Standard Neural Network implementation From Scratch using Numpy, it contains key concepts of Neural networks training, Vectorization, and optimization techniques
The ClassifierNN
class can be broken down into 4 main parts:
- Initialization of the parameters
- Training
- Prediction
- Accuracy
- supported techniques for better training
In the initialization step, We Configure the Input shape, The Number of Layers in the Neural Network, The Number of Neurons in each layer, and the Activation Function for each layer.
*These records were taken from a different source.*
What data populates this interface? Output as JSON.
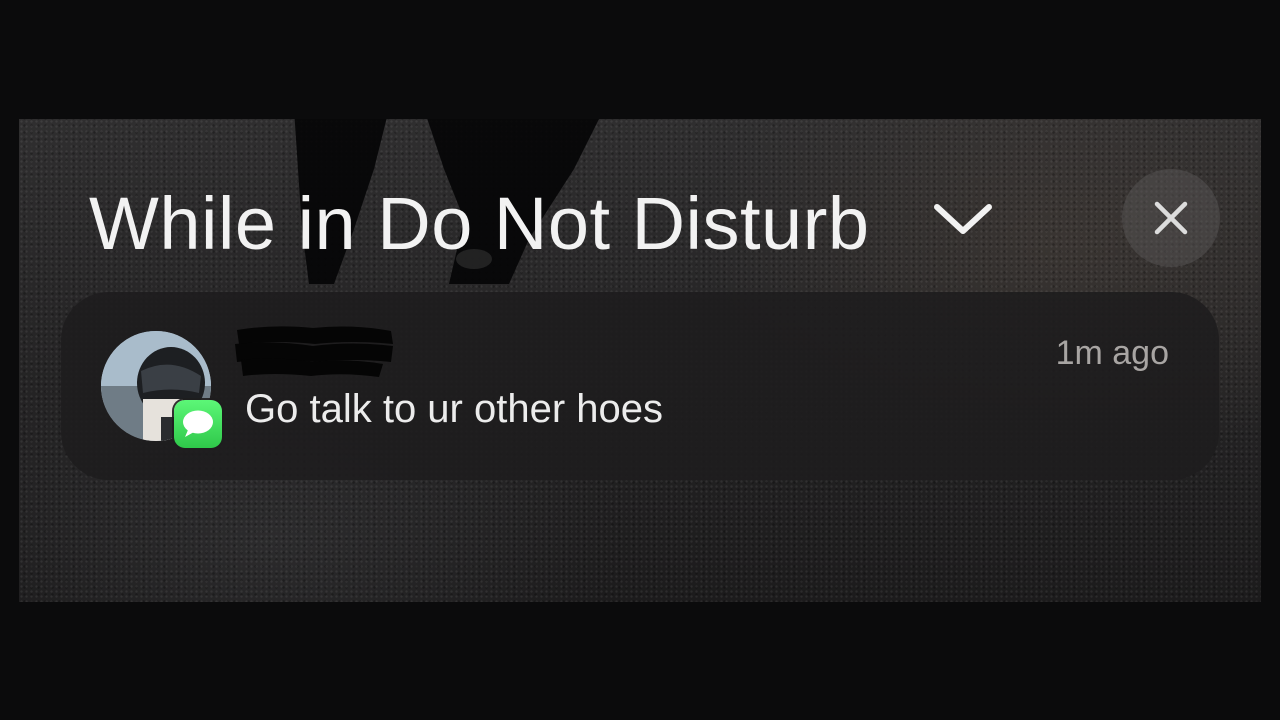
{
  "section": {
    "title": "While in Do Not Disturb",
    "expand_icon": "chevron-down-icon",
    "close_icon": "close-icon"
  },
  "notification": {
    "app_icon": "messages-icon",
    "sender": "",
    "timestamp": "1m ago",
    "message": "Go talk to ur other hoes"
  },
  "colors": {
    "background": "#0b0b0c",
    "notification_bg": "#1e1d1e",
    "badge_green": "#34c759",
    "text_primary": "#f2f2f2",
    "text_secondary": "#a8a5a3"
  }
}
then we initialize the weights and biases of the NN using one of 2 methods
Random Initialization
in this method, We sample the weights and biases from a normal distribution with a mean of 0 and a standard deviation of 1. Then, we scale the weights by multiplying them by 0.01 to make the weights small and close to zero. This is done to prevent the gradients from exploding or vanishing during the training process.
def initialize_parameters(self, initialization_method = "he"):
# ... some code ...
if initialization_method == "random":
# in random initialization we sample from a normal distribution with mean 0 and variance 1 and then multiply by 0.01 to make the variance 0.01 -small weights-
parameters['W' + str(l)] = np.random.randn(self.layer_dims[l], self.layer_dims[l-1]) * 0.01
parameters['b' + str(l)] = np.zeros((self.layer_dims[l], 1))
He Initialization
he initialization, is a method that initializes the weights of the neural network in such a way that the variance of the weights is inversely proportional to the number of neurons in the previous layer. This method is used to prevent the gradients from exploding or vanishing during the training process, and leads to faster convergence of the neural network. This method is the default initialization method used in the code.
def initialize_parameters(self, initialization_method = "he"):
# ... some code ...
elif initialization_method == "he":
# in he initialization we sample from a normal distribution with mean 0 and variance 2/n[l-1] where n[l-1] is the input to the layer
parameters['W' + str(l)] = np.random.randn(self.layer_dims[l], self.layer_dims[l-1]) * np.sqrt(2/self.layer_dims[l-1])
parameters['b' + str(l)] = np.zeros((self.layer_dims[l], 1))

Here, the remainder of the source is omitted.